On Oct. 1, 2008, the Centers for Medicare and Medicaid Services (CMS) stopped reimbursing U.S. hospitals for the additional cost of certain infections deemed to be preventable. At least 20% of all health care–associated infections (HAIs) are believed to be preventable, with estimates for specific types of infections ranging from 10% to 70%, Sarah L. Krein, Ph.D., said at the Decennial International Conference on Healthcare-Associated Infections.

“We're making progress, but effectively translating recommended infection-prevention practices into clinical settings remains a challenge,” said Dr. Krein, who is a registered nurse and a research associate professor at the University of Michigan, Ann Arbor, and the VA Ann Arbor Healthcare System.

The study sought to determine the impact of the CMS rule by surveying infection preventionists at 600 randomly selected U.S. hospitals with more than 50 beds in March 2005 and again in March 2009. The response rate was about 70% for both years.

From 2005 to 2009, the proportion of hospitals that have hospitalist physicians increased from 57% to 75%, and the proportion that participate in a state or regional collaborative effort to reduce HAIs jumped from 42% to 68%.

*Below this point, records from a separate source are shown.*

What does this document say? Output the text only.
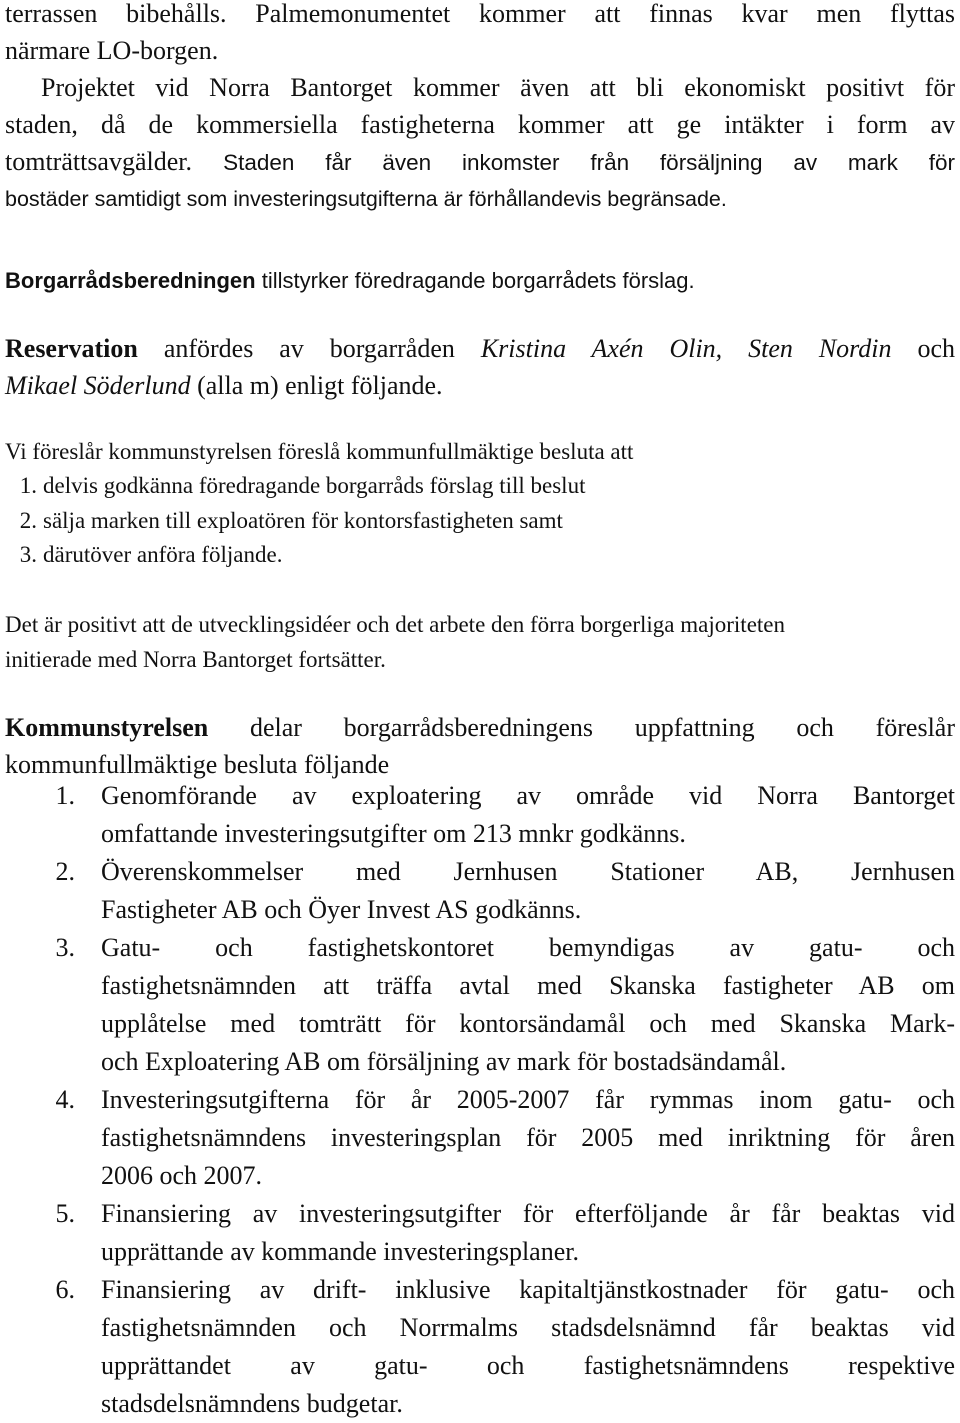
terrassen bibehålls. Palmemonumentet kommer att finnas kvar men flyttas
närmare LO-borgen.
Projektet vid Norra Bantorget kommer även att bli ekonomiskt positivt för
staden, då de kommersiella fastigheterna kommer att ge intäkter i form av
tomträttsavgälder. Staden får även inkomster från försäljning av mark för
bostäder samtidigt som investeringsutgifterna är förhållandevis begränsade.
Borgarrådsberedningen tillstyrker föredragande borgarrådets förslag.
Reservation anfördes av borgarråden Kristina Axén Olin, Sten Nordin och
Mikael Söderlund (alla m) enligt följande.
Vi föreslår kommunstyrelsen föreslå kommunfullmäktige besluta att
1. delvis godkänna föredragande borgarråds förslag till beslut
2. sälja marken till exploatören för kontorsfastigheten samt
3. därutöver anföra följande.
Det är positivt att de utvecklingsidéer och det arbete den förra borgerliga majoriteten
initierade med Norra Bantorget fortsätter.
Kommunstyrelsen delar borgarrådsberedningens uppfattning och föreslår
kommunfullmäktige besluta följande
1. Genomförande av exploatering av område vid Norra Bantorget
omfattande investeringsutgifter om 213 mnkr godkänns.
2. Överenskommelser med Jernhusen Stationer AB, Jernhusen
Fastigheter AB och Öyer Invest AS godkänns.
3. Gatu- och fastighetskontoret bemyndigas av gatu- och
fastighetsnämnden att träffa avtal med Skanska fastigheter AB om
upplåtelse med tomträtt för kontorsändamål och med Skanska Mark-
och Exploatering AB om försäljning av mark för bostadsändamål.
4. Investeringsutgifterna för år 2005-2007 får rymmas inom gatu- och
fastighetsnämndens investeringsplan för 2005 med inriktning för åren
2006 och 2007.
5. Finansiering av investeringsutgifter för efterföljande år får beaktas vid
upprättande av kommande investeringsplaner.
6. Finansiering av drift- inklusive kapitaltjänstkostnader för gatu- och
fastighetsnämnden och Norrmalms stadsdelsnämnd får beaktas vid
upprättandet av gatu- och fastighetsnämndens respektive
stadsdelsnämndens budgetar.
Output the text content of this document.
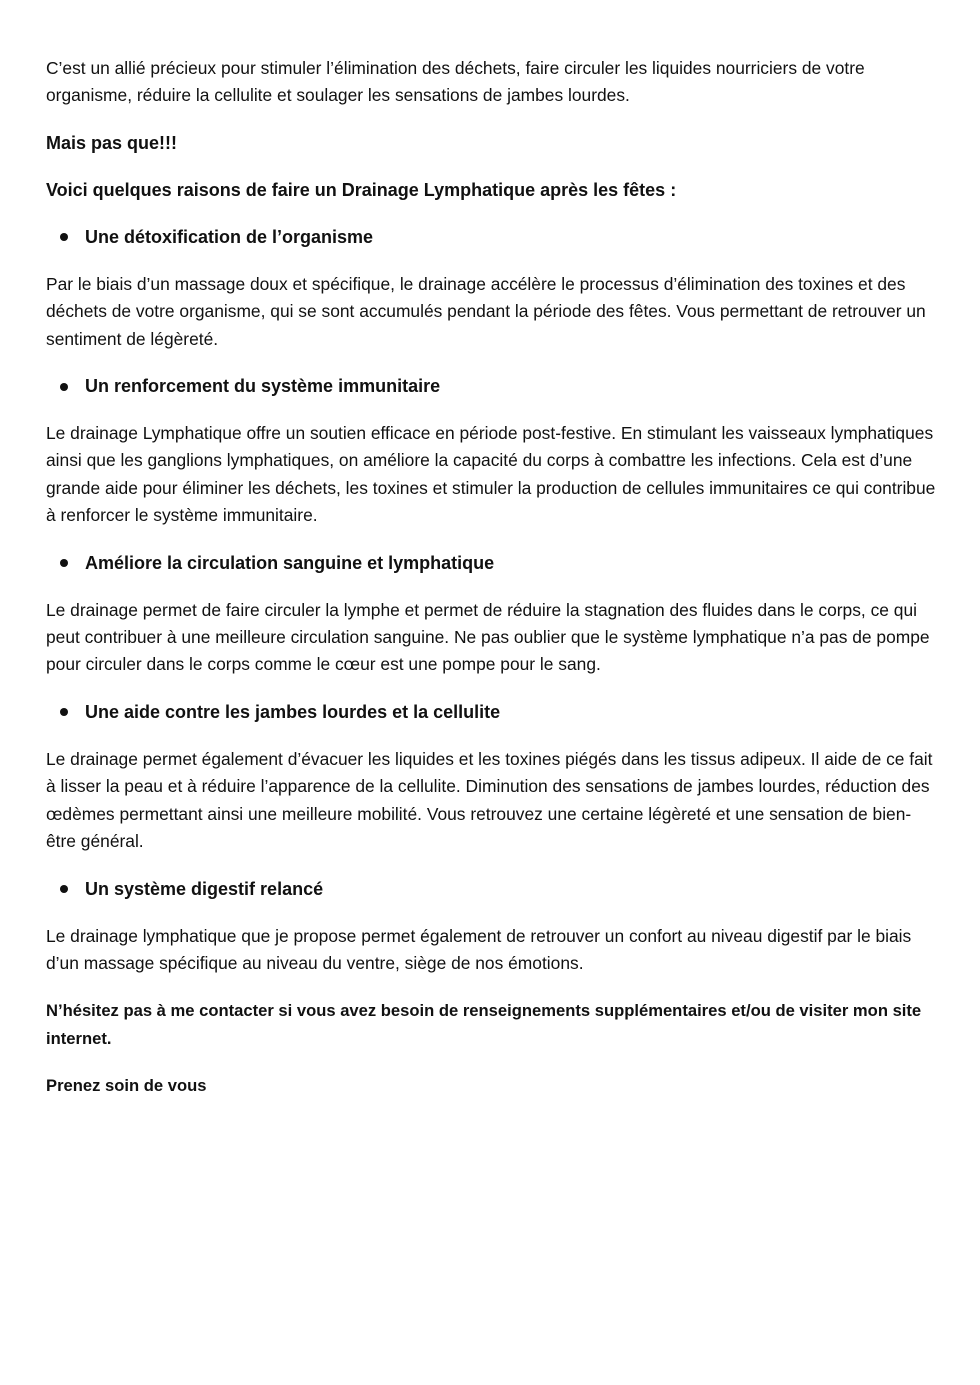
C’est un allié précieux pour stimuler l’élimination des déchets, faire circuler les liquides nourriciers de votre organisme, réduire la cellulite et soulager les sensations de jambes lourdes.

Mais pas que!!!

Voici quelques raisons de faire un Drainage Lymphatique après les fêtes :

Une détoxification de l’organisme

Par le biais d’un massage doux et spécifique, le drainage accélère le processus d’élimination des toxines et des déchets de votre organisme, qui se sont accumulés pendant la période des fêtes. Vous permettant de retrouver un sentiment de légèreté.

Un renforcement du système immunitaire

Le drainage Lymphatique offre un soutien efficace en période post-festive. En stimulant les vaisseaux lymphatiques ainsi que les ganglions lymphatiques, on améliore la capacité du corps à combattre les infections. Cela est d’une grande aide pour éliminer les déchets, les toxines et stimuler la production de cellules immunitaires ce qui contribue à renforcer le système immunitaire.

Améliore la circulation sanguine et lymphatique

Le drainage permet de faire circuler la lymphe et permet de réduire la stagnation des fluides dans le corps, ce qui peut contribuer à une meilleure circulation sanguine. Ne pas oublier que le système lymphatique n’a pas de pompe pour circuler dans le corps comme le cœur est une pompe pour le sang.

Une aide contre les jambes lourdes et la cellulite

Le drainage permet également d’évacuer les liquides et les toxines piégés dans les tissus adipeux. Il aide de ce fait à lisser la peau et à réduire l’apparence de la cellulite. Diminution des sensations de jambes lourdes, réduction des œdèmes permettant ainsi une meilleure mobilité. Vous retrouvez une certaine légèreté et une sensation de bien-être général.

Un système digestif relancé

Le drainage lymphatique que je propose permet également de retrouver un confort au niveau digestif par le biais d’un massage spécifique au niveau du ventre, siège de nos émotions.

N’hésitez pas à me contacter si vous avez besoin de renseignements supplémentaires et/ou de visiter mon site internet.

Prenez soin de vous
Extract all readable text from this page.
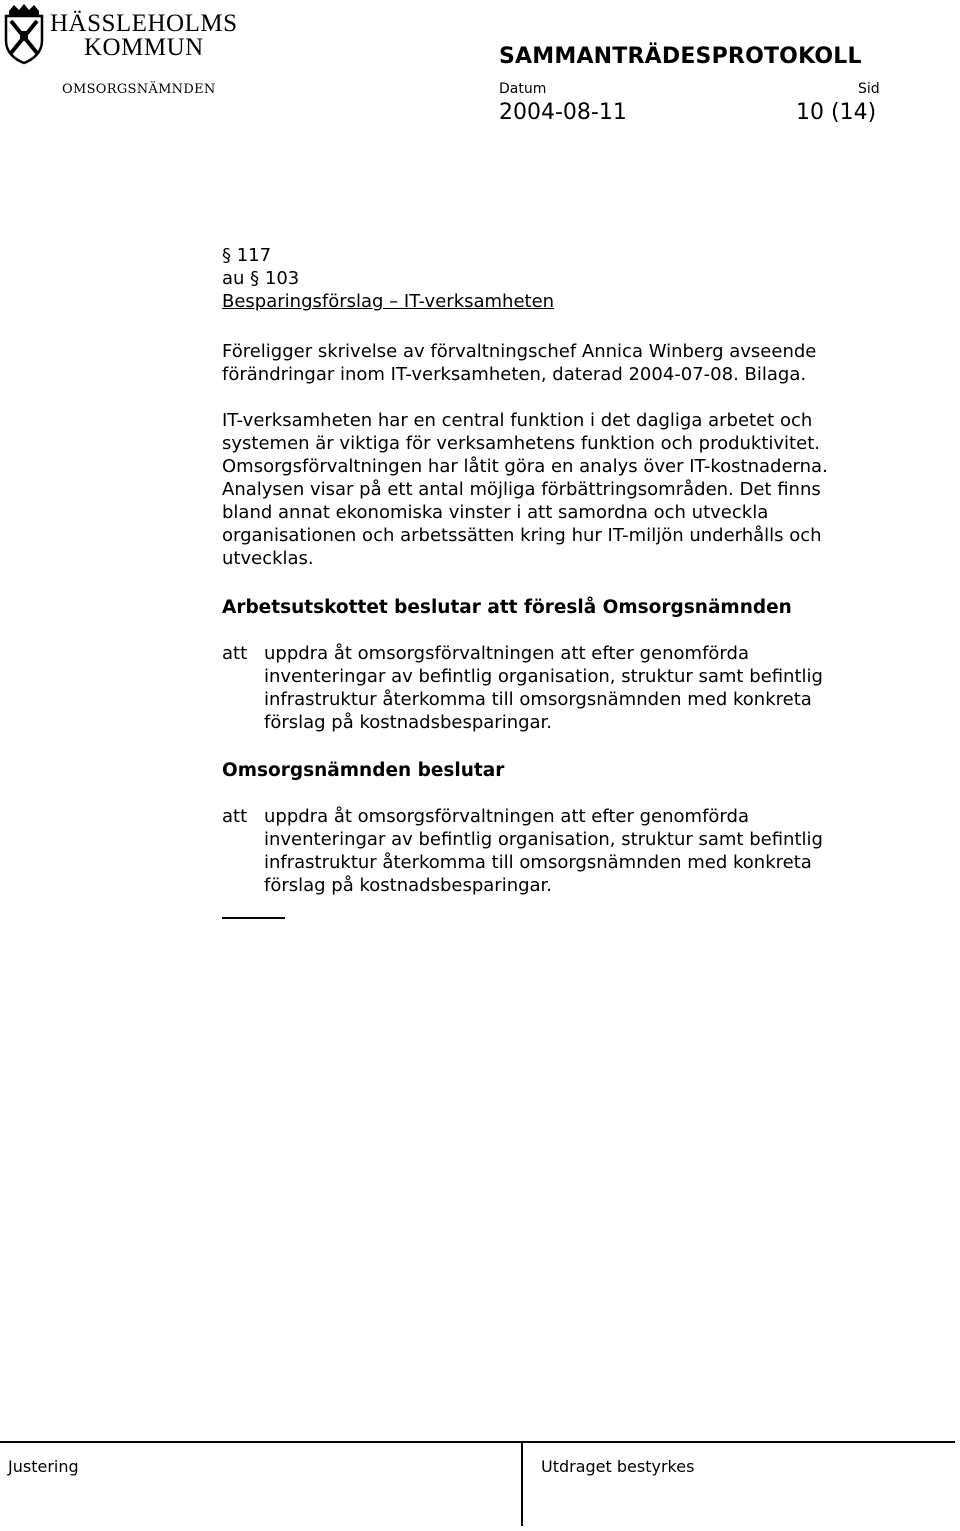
HÄSSLEHOLMS
KOMMUN
OMSORGSNÄMNDEN
SAMMANTRÄDESPROTOKOLL
Datum	Sid
2004-08-11	10 (14)
§ 117
au § 103
Besparingsförslag – IT-verksamheten
Föreligger skrivelse av förvaltningschef Annica Winberg avseende
förändringar inom IT-verksamheten, daterad 2004-07-08. Bilaga.
IT-verksamheten har en central funktion i det dagliga arbetet och
systemen är viktiga för verksamhetens funktion och produktivitet.
Omsorgsförvaltningen har låtit göra en analys över IT-kostnaderna.
Analysen visar på ett antal möjliga förbättringsområden. Det finns
bland annat ekonomiska vinster i att samordna och utveckla
organisationen och arbetssätten kring hur IT-miljön underhålls och
utvecklas.
Arbetsutskottet beslutar att föreslå Omsorgsnämnden
att uppdra åt omsorgsförvaltningen att efter genomförda
inventeringar av befintlig organisation, struktur samt befintlig
infrastruktur återkomma till omsorgsnämnden med konkreta
förslag på kostnadsbesparingar.
Omsorgsnämnden beslutar
att uppdra åt omsorgsförvaltningen att efter genomförda
inventeringar av befintlig organisation, struktur samt befintlig
infrastruktur återkomma till omsorgsnämnden med konkreta
förslag på kostnadsbesparingar.
Justering	Utdraget bestyrkes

Respondents were asked how frequently a specific practice was used for hospitalized adults on a scale of 1–5. The practices were all included in recent recommendations by the Centers for Disease Control and Prevention, the Infectious Diseases Society of America, the Society for Healthcare Epidemiology of America, and the Association for Professionals in Infection Control and Epidemiology. The analysis was weighted so that the results represent the population of U.S. hospitals from which the initial sample was selected.

In both years, practices aimed at reducing central line–associated bloodstream infection (CLABSI) and ventilator-associated pneumonia (VAP) were implemented more often than those targeting catheter-associated urinary tract infection (CAUTI), even though the CMS nonpayment rule applies to CAUTI but not yet to VAP or CLABSI.

For CLABSI prevention, there were significant increases between 2005 and 2009 in those reporting “almost always” or “always” using maximum sterile barriers (71% to 90%), chlorhexidine as a site disinfectant (69% to 95%), and antimicrobial dressing (25% to 54%).

With regard to VAP, there were moderate increases in use of semirecumbent positioning (82% to 95%) and antimicrobial mouth rinse (41% to 58%), with a more dramatic increase in use of subglottic secretion drainage (21% to 42%).

For CAUTI, there were slight increases in use of bladder ultrasound (29% to 39%) and antimicrobial urinary catheters (30% to 45%) and a more dramatic increase in use of reminders/stop orders (9% to 20%).

Respondents were also asked for their perception of the effect of the CMS payment change on the importance of preventing the three types of infections. Those reporting a “moderate” or “large” increase in importance were 58% for CLABSI, 54% for VAP, and 65% for CAUTI, a finding that is “noteworthy, considering the data,” Dr. Krein commented.

She noted that CAUTI prevention practices in particular require both additional evidence to support their use and more effective strategies to facilitate their implementation.

CAUTI was not considered as high a priority by hospital staff, despite the fact that it is included in the CMS nonpayment rule while VAP and CLABSI are not, she said: “UTIs are still viewed as benign in many cases.”

Most practices were aimed at reducing central line infections and ventilator-asociated pneumonia.